Deze studie vormt een verkenning van al deze aspecten binnen het vroegste boeddhisme, dit is de periode toen de Boeddha zelf actief was. Het maken van deze studie is in eerste plaats bedoeld om mijn eigen inzicht in het socio-historische karakter van het vroege boeddhisme te verdiepen. Om een uitgebreid notenapparaat heb ik mij dus niet bekommerd. Wanneer we het vroege boeddhisme als een spirituele beweging beschouwen, ligt de focus niet zozeer op haar spirituele visie en praktijk (over dat laatste vind je meer dan genoeg in bibliotheken), maar op haar sociale aspecten: op welke manier organiseerden de eerste boeddhisten zich, welke plaats hadden ze als religieuze beweging in de toenmalige maatschappij, en waren ze ook betrokken bij de maatschappelijke problemen uit die tijd? Zowel de interne sociale structuur en samenstelling als de wisselwerking met de bredere maatschappelijke omgeving wordt dus behandeld. Ik probeer verder die sociale factoren en processen te identificeren die hebben bijgedragen tot het succes van het boeddhisme in de toenmalige samenleving. Dit wil niet zeggen dat andere factoren (zoals de persoonlijkheid en het charisma van de Boeddha of de unieke kwaliteiten van de dhamma) onbelangrijk zijn, maar ze vallen gewoon buiten het opzet van deze studie. In een sociologische benadering van spiritualiteit en religie staan overigens niet zozeer de intrinsieke kwaliteiten van spirituele of religieuze ideeën of personen centraal, maar de sociale context waarbinnen ze zich ontwikkelen of bewegen en de sociale rol of functie die ze binnen het grotere maatschappelijke geheel vervullen.
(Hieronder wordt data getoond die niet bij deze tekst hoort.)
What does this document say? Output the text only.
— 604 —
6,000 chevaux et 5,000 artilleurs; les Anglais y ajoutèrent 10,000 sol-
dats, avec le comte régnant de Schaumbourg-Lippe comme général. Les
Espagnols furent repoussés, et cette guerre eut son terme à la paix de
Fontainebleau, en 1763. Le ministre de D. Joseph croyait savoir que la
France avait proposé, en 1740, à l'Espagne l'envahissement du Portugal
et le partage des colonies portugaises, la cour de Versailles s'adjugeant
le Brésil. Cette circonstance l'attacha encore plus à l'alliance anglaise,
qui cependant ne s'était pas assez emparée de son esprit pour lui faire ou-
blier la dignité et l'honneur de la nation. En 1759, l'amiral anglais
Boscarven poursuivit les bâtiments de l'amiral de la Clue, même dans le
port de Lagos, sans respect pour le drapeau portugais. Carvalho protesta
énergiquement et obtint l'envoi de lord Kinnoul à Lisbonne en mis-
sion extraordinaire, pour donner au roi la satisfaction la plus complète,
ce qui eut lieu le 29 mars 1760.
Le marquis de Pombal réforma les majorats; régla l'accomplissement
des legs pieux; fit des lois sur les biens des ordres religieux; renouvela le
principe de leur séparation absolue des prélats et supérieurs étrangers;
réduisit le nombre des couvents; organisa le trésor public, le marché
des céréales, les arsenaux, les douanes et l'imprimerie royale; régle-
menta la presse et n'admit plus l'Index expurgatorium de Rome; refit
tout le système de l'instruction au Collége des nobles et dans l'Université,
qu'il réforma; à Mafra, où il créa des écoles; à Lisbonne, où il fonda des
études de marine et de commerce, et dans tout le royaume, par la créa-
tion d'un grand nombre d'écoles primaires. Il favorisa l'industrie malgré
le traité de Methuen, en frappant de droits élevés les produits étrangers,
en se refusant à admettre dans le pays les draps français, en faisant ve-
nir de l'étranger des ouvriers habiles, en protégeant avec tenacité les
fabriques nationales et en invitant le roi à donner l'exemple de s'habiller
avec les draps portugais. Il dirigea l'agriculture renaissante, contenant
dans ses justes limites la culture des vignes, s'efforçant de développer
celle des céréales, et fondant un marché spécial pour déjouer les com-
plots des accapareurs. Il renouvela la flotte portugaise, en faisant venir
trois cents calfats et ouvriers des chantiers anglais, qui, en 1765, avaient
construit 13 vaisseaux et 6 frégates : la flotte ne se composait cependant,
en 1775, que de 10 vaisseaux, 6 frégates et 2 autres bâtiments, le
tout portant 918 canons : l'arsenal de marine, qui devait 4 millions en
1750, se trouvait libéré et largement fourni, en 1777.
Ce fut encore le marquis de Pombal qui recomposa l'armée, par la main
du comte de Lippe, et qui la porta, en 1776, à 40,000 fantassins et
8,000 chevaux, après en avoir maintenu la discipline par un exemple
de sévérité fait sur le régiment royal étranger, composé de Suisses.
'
In The Sociology of Early Buddhism merken indoloog Greg Bailey en historicus Ian Mabett op dat we de neiging hebben om over het boeddhisme te denken als één begrip, één ding, met zijn eigen karakter. Maar een wijdverspreide beweging betekent verschillende dingen voor verschillende mensen. Zowel in de geschiedenis van het boeddhisme als bij de wetenschappelijke onderzoekers zien we volgens hen verschillende ‘beelden’ van het boeddhisme.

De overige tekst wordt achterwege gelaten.